The optical principle of the human eye is the same as for any optical camera, be it a photo camera or a video camera. The most simple (but surprisingly accurate) model for such an optical camera is the pinhole camera. This is just a box (you can build one yourself about the size of a shoe box) with a small hole (about half a millimeter in diameter; the easiest way to make one is to use aluminum foil for the side where you have to make the hole) and a photosensitive layer on the opposite side (for the homebuilt pinhole camera you can use a translucent piece of paper: ‘boterhampapier’).
In the projection of the 3D world onto the 2D retina information about the 3D structure is lost. In this chapter we will look at the mathematics that is needed to model the camera that is used to look at the world with a computer. The ultimate goal of this chapter is to gain enough understanding of the basic workings of a camera to be able to reconstruct the 3D world from 2D images.
In this chapter we will look at:
Based on the observation that the angle between lines is not preserved and that length are not preserved either we will look at projective geometry. Projective geometry deals with the geometrical transformations that preserve colinearity of lines, i.e. straight lines remain straight lines. That is indeed what we (ideally) see when making pictures of the 3D world.
The simplest of all cameras is the pinhole camera. It is based on the fact that light rays travel in straight lines (well almost always, at least for our purposes this is a convenient model).

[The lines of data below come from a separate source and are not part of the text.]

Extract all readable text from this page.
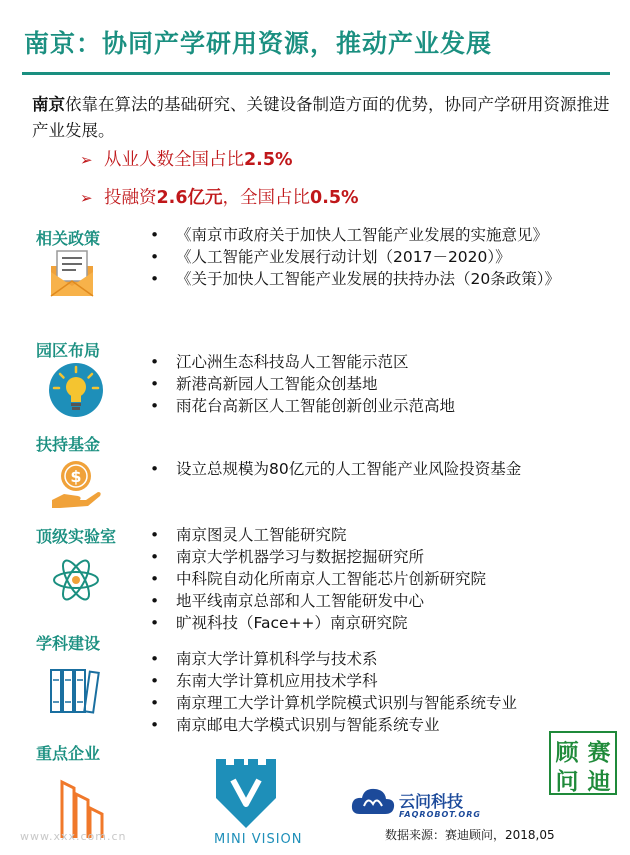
南京：协同产学研用资源，推动产业发展
南京依靠在算法的基础研究、关键设备制造方面的优势，协同产学研用资源推进产业发展。
➢ 从业人数全国占比2.5%
➢ 投融资2.6亿元，全国占比0.5%
相关政策	• 《南京市政府关于加快人工智能产业发展的实施意见》
• 《人工智能产业发展行动计划（2017－2020）》
• 《关于加快人工智能产业发展的扶持办法（20条政策）》
园区布局
• 江心洲生态科技岛人工智能示范区
• 新港高新园人工智能众创基地
• 雨花台高新区人工智能创新创业示范高地
扶持基金
$	• 设立总规模为80亿元的人工智能产业风险投资基金
顶级实验室	• 南京图灵人工智能研究院
• 南京大学机器学习与数据挖掘研究所
• 中科院自动化所南京人工智能芯片创新研究院
• 地平线南京总部和人工智能研发中心
• 旷视科技（Face++）南京研究院
学科建设
• 南京大学计算机科学与技术系
• 东南大学计算机应用技术学科
• 南京理工大学计算机学院模式识别与智能系统专业
• 南京邮电大学模式识别与智能系统专业
重点企业
MINI VISION
云问科技
FAQROBOT.ORG
顾 赛
问 迪
www.xxx.com.cn	数据来源：赛迪顾问，2018,05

The camera matrix projects points in 3D onto the 2D retina. We can calibrate the camera using several examples of the 3D-to-2D projection. It will turn out that because of the scaling freedom when working with homogeneous coordinates we cannot use a classical LSQ estimator but we need to approximately solve a homogeneous equation.
When we change the position and orientation of the camera with respect to the 3D scene we are observing then in most situations there is no one to one correspondence of all points in the two images of the same scene. In the section on projectivities we describe two situations in which there is a one to one correspondence between points in two images of the same scene. For image stitching, camera calibration and stereo vision these projectivities play a central role.